Glamour, illusion and fantasy were Orry-Kelly’s stock in trade, but his private life was bold as brass, despite begin hemmed in by a homophobic culture that threatened exposure for anyone—especially men—daring to tip-toe out of the closet. Armstrong and her writer Katherine Thomson sew the villain badge on Englishman Cary Grant (né Archibald Leach), who turned his back on Orry-Kelly once he became a matinee idol. While it is now well-known that Grant and Western star Randolph Scott lived together as roommates and more, the film speciously suggests that Grant’s subsequent marriages were strictly a cover for his homosexuality.
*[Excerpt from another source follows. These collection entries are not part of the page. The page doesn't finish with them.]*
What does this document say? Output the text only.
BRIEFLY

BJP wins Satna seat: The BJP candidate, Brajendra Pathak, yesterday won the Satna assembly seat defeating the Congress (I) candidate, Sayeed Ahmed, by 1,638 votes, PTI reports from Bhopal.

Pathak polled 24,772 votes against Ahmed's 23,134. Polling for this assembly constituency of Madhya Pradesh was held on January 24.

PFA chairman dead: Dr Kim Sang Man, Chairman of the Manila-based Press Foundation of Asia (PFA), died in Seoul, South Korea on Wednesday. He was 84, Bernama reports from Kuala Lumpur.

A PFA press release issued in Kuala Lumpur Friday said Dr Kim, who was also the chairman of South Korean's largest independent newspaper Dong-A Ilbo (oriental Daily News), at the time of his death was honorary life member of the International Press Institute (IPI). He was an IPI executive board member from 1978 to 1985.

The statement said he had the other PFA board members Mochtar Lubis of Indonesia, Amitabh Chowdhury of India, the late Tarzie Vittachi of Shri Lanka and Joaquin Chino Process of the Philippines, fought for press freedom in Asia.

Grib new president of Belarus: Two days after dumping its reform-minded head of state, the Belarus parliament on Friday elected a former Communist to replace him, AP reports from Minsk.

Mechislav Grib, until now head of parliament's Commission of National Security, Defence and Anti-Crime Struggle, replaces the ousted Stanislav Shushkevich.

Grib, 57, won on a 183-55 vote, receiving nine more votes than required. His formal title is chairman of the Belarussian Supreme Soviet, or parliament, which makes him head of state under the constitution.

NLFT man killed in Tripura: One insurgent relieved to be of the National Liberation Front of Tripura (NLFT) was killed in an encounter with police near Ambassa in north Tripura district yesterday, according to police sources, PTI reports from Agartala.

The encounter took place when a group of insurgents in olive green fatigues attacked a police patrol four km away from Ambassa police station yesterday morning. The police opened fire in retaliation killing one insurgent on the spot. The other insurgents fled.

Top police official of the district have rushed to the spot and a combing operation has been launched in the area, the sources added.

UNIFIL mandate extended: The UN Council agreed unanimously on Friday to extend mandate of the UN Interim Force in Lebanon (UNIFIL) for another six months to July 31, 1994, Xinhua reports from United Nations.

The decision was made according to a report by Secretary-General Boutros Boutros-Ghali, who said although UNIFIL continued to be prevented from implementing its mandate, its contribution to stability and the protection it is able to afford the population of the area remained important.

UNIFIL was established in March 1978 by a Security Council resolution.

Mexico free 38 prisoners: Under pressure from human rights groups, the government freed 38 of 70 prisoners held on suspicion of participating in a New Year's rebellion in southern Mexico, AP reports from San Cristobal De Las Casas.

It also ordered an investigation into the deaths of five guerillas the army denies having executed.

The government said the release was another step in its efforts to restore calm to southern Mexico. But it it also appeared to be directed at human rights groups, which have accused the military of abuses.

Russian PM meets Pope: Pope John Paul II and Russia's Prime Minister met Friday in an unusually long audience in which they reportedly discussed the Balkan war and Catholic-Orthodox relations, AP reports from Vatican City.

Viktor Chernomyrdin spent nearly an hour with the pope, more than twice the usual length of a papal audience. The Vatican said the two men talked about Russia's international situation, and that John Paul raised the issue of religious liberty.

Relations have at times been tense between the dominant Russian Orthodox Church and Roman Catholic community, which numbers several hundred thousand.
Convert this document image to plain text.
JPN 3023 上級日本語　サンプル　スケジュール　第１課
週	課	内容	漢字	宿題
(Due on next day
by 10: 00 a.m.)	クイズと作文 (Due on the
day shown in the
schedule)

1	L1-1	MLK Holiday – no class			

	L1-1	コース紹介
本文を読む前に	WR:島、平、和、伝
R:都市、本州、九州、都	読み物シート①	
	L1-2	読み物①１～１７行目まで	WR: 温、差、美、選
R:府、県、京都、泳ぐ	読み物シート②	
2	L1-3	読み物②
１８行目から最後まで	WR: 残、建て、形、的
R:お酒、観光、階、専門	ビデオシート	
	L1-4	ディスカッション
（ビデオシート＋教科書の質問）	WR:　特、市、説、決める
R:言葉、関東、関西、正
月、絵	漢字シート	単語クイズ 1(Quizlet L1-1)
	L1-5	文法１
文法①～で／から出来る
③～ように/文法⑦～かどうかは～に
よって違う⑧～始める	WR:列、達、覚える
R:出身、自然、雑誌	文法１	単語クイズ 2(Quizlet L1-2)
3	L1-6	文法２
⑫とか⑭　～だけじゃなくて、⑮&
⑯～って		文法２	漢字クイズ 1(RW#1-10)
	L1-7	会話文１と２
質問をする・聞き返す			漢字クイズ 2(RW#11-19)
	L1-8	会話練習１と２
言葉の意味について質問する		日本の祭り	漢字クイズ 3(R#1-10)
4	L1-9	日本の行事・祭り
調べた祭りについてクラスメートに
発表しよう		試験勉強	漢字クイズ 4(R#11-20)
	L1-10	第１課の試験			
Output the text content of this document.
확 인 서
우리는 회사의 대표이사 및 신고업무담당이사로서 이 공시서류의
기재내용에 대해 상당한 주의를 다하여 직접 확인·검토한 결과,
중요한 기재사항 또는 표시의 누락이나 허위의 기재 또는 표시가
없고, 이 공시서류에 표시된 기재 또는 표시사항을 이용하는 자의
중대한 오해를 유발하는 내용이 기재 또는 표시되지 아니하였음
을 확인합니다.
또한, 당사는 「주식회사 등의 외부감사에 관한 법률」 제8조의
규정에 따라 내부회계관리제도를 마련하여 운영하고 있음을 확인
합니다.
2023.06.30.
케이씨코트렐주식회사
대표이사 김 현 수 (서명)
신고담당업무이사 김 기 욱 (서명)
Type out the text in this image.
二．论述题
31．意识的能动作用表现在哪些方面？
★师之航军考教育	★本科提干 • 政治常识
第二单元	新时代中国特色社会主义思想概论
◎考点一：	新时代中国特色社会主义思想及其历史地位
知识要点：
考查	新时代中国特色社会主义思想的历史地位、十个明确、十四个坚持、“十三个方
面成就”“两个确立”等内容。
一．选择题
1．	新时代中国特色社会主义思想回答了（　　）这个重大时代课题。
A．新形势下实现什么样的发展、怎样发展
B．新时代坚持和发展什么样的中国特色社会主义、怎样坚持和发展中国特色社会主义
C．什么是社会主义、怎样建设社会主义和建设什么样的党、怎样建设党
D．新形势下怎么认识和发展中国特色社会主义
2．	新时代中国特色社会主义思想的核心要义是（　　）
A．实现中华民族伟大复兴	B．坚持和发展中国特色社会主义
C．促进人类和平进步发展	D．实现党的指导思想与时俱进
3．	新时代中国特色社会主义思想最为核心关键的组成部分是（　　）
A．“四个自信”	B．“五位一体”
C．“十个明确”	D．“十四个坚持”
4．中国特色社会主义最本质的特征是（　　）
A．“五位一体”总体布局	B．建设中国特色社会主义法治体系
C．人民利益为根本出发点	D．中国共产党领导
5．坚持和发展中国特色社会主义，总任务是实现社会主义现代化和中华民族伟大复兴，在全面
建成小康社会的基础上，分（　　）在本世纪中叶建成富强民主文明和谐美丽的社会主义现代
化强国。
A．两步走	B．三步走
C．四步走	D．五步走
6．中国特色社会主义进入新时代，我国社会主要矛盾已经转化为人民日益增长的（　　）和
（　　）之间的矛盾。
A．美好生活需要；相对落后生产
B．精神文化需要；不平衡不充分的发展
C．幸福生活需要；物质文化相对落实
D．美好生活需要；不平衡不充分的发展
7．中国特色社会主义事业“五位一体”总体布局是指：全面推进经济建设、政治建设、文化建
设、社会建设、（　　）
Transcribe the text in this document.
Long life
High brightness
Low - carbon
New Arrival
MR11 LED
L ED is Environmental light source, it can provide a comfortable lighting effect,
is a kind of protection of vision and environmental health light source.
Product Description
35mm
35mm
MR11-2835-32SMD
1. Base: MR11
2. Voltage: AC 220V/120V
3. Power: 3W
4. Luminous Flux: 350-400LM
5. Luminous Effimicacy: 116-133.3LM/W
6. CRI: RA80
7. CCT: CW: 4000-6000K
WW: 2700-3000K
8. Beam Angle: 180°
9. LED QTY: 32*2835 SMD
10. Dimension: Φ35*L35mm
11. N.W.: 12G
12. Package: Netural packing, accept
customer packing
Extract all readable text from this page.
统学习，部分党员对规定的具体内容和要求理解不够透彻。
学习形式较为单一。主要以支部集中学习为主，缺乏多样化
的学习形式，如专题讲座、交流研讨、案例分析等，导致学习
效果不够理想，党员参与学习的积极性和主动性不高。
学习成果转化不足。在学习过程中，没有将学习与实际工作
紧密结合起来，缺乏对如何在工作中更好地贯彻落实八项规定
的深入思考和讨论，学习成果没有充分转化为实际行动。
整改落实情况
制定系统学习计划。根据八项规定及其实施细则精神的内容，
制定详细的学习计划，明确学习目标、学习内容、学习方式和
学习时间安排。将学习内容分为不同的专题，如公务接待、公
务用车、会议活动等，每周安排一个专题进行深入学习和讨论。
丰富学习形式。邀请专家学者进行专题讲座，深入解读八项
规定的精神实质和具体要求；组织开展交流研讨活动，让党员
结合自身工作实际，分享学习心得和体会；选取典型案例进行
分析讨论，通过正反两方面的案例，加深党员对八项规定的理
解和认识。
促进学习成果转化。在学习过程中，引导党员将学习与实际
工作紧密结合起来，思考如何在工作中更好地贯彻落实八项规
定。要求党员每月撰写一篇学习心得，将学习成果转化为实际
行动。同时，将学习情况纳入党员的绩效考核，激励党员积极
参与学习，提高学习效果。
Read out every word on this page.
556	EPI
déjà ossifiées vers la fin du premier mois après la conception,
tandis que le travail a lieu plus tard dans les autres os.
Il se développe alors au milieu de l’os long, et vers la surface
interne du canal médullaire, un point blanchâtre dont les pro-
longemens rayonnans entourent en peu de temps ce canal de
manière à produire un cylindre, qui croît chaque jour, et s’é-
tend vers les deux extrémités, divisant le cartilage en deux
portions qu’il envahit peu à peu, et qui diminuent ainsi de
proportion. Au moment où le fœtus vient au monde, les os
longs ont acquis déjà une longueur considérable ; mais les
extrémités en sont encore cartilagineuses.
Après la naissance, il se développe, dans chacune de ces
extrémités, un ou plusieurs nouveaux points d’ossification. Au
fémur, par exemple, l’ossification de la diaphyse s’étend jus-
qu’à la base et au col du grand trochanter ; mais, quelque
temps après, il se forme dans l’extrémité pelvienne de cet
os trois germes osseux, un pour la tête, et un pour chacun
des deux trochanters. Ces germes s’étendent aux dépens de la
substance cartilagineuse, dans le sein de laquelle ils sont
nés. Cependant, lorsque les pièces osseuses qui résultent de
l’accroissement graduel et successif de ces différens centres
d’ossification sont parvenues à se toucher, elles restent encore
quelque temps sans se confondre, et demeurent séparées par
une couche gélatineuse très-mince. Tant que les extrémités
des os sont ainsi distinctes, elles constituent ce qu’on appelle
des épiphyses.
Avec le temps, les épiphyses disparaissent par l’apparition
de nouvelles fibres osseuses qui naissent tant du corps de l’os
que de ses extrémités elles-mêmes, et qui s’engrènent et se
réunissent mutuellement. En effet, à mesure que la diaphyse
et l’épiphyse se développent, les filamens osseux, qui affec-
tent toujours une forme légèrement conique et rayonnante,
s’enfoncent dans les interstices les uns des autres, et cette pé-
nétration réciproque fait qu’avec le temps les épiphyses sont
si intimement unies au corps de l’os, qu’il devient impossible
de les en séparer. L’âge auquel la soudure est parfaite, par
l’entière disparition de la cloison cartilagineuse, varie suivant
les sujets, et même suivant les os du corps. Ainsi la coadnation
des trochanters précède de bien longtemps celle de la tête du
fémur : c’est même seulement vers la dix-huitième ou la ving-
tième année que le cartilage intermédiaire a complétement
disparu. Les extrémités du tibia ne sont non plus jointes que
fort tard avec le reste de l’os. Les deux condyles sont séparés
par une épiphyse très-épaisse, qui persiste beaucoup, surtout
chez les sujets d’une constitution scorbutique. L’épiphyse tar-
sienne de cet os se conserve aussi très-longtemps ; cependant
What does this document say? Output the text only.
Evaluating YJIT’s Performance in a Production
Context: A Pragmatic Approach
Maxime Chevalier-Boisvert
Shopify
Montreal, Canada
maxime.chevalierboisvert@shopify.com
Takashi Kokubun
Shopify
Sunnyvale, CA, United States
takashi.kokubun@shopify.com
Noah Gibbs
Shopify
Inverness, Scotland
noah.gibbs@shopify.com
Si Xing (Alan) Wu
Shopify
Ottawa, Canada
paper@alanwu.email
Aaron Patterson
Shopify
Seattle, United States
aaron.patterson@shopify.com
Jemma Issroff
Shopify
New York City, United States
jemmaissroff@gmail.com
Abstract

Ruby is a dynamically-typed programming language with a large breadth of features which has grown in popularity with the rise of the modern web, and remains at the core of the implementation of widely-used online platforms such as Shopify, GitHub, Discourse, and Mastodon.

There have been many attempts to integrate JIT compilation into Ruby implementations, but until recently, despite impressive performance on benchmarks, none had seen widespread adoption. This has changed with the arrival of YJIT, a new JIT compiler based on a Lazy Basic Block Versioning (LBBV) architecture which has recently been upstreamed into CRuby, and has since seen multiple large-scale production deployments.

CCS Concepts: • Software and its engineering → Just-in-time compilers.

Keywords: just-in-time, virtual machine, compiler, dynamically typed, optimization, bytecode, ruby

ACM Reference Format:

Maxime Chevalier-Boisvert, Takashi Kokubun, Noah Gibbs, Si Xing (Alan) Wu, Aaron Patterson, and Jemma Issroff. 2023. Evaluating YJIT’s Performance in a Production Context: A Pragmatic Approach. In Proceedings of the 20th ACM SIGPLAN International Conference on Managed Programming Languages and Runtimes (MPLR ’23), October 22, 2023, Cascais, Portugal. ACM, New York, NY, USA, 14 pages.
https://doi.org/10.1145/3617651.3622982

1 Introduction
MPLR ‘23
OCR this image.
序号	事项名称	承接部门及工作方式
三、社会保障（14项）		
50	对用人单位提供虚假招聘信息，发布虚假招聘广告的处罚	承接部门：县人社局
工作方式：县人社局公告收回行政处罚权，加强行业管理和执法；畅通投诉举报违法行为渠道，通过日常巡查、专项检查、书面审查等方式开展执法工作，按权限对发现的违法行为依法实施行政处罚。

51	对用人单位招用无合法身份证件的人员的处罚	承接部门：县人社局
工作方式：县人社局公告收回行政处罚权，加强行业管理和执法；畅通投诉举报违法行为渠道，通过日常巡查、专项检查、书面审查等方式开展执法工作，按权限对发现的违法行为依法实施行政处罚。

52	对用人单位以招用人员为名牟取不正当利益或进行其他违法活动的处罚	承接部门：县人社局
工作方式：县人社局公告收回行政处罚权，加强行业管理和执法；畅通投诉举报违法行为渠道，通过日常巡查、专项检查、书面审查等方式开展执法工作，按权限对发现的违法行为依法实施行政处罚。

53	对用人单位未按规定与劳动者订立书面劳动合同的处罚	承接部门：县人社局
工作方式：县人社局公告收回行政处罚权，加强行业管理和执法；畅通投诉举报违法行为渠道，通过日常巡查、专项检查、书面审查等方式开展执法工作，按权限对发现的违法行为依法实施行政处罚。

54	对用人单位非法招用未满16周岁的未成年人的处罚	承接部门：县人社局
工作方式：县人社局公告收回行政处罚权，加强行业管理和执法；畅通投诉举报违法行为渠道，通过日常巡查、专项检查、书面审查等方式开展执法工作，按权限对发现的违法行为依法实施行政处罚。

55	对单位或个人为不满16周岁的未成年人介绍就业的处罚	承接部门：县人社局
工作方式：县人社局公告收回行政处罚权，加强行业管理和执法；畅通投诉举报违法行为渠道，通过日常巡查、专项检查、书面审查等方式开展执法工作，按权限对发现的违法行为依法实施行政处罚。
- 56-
What’s most durable in Armstrong’s material is the flamboyant character of Orry-Kelly as both artist and survivor. Fired from Warners in 1944, he hit the bottle hard, successfully chased by rehab (“sanatoriums” back then) and surfacing in a wave of comebacks in the 1950s, culminating in the sparkling triumph of Some Like It Hot. Not only did he outfit Marilyn Monroe in those diaphanous, barely-there gowns that seared the screen, but he also dragged cross-dressing Jack Lemmon and Tony Curtis into hilarious movie history.

Orry-Kelly was also a brash and oft-catty wit who was loath to keep his mouth zipped—he famously quipped that “Hell must be filled with beautiful women and no mirrors.” In old Hollywood’s bright firmament, you can still see Orry-Kelly’s twinkling reflection in the timelessly elegant fashions he created.